Ближе к шести вечера, когда солнце уже начало опускаться, пришел мейл от редактора «Рейтерс».

Ваш контакт мне дала Джуди Онейл. Нам срочно нужен фотограф в Манаме. Насколько мы знаем, вы сейчас там. Будем очень благодарны, если сможете отправить несколько фотографий протестов на Жемчужной площади. Учитывая исключительные обстоятельства, готовы предложить вам очень хорошую оплату.

Я обвел взглядом троих людей, сидящих в номере: Лиза, Сьерра и Патрик не сводили глаз с телевизора. Я снова глянул на экран айфона. Яссим сказал никуда не выходить из отеля. Но там, снаружи, люди во весь голос требовали, чтобы правительство дало им больше прав, а иностранных журналистов выгнали из страны. Выйти на Жемчужную площадь и поснимать толпу, а может и взять интервью у кого‐нибудь из протестующих было очень важно – это дало бы миру информацию. Судя по всему, пришло время действовать.
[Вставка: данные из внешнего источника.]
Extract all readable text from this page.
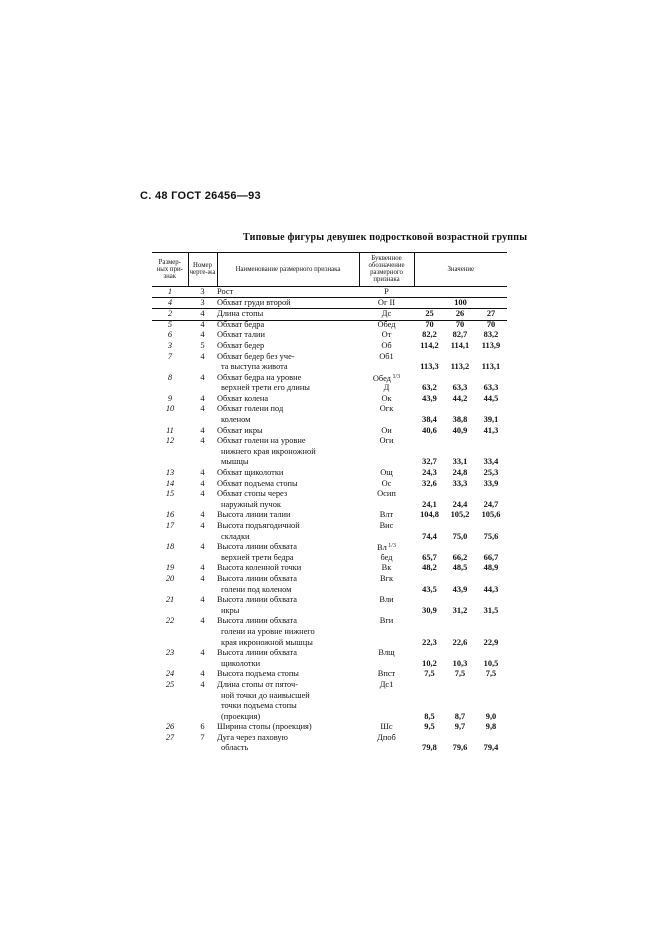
С. 48 ГОСТ 26456—93
Типовые фигуры девушек подростковой возрастной группы
Размер-ных при-знак	Номер черте-жа	Наименование размерного признака	Буквенное обозначение размерного признака	Значение		
1	3	Рост	Р			
4	3	Обхват груди второй	Ог II	100		
2	4	Длина стопы	Дс	25	26	27
5	4	Обхват бедра	Обед	70	70	70
6	4	Обхват талии	От	82,2	82,7	83,2
3	5	Обхват бедер	Об	114,2	114,1	113,9
7	4	Обхват бедер без уче-	Об1			
		та выступа живота		113,3	113,2	113,1
8	4	Обхват бедра на уровне	Обед $^{1/3}$			
		верхней трети его длины	Д	63,2	63,3	63,3
9	4	Обхват колена	Ок	43,9	44,2	44,5
10	4	Обхват голени под	Огк			
		коленом		38,4	38,8	39,1
11	4	Обхват икры	Ои	40,6	40,9	41,3
12	4	Обхват голени на уровне	Оги			
		нижнего края икроножной				
		мышцы		32,7	33,1	33,4
13	4	Обхват щиколотки	Ощ	24,3	24,8	25,3
14	4	Обхват подъема стопы	Ос	32,6	33,3	33,9
15	4	Обхват стопы через	Осип			
		наружный пучок		24,1	24,4	24,7
16	4	Высота линии талии	Влт	104,8	105,2	105,6
17	4	Высота подъягодичной	Вис			
		складки		74,4	75,0	75,6
18	4	Высота линии обхвата	Вл $^{1/3}$			
		верхней трети бедра	бед	65,7	66,2	66,7
19	4	Высота коленной точки	Вк	48,2	48,5	48,9
20	4	Высота линии обхвата	Вгк			
		голени под коленом		43,5	43,9	44,3
21	4	Высота линии обхвата	Вли			
		икры		30,9	31,2	31,5
22	4	Высота линии обхвата	Вги			
		голени на уровне нижнего				
		края икроножной мышцы		22,3	22,6	22,9
23	4	Высота линии обхвата	Влщ			
		щиколотки		10,2	10,3	10,5
24	4	Высота подъема стопы	Впст	7,5	7,5	7,5
25	4	Длина стопы от пяточ-	Дс1			
		ной точки до наивысшей				
		точки подъема стопы				
		(проекция)		8,5	8,7	9,0
26	6	Ширина стопы (проекция)	Шс	9,5	9,7	9,8
27	7	Дуга через паховую	Дпоб			
		область		79,8	79,6	79,4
– Спущусь в бар ненадолго, – объявил я. Никто не отвел глаз от экрана. Я схватил свою самую маленькую камеру, надел куртку и предоставил трех моих коллег смутной совместной тревоге. Следуя указаниям навигатора на айфоне, я направился в сторону рынка, на площадь, где высилась внушительная скульптура, вокруг которой собрались демократически настроенные шииты. Темные пустые улицы разительно контрастировали с огромной толпой, заполнившей площадь. Люди ставили палатки и готовились провести ночь на улице; в самой большой палатке раздавали еду. Я ждал, что атмосфера будет напряженной, полной агрессии – но на площади царило праздничное настроение, всё чуть ли не вибрировало от ощущения победы. Шииты Бахрейна, несмотря на двоих погибших, были настроены оптимистично. Чувствовалось, что правительству придется к ним прислушаться.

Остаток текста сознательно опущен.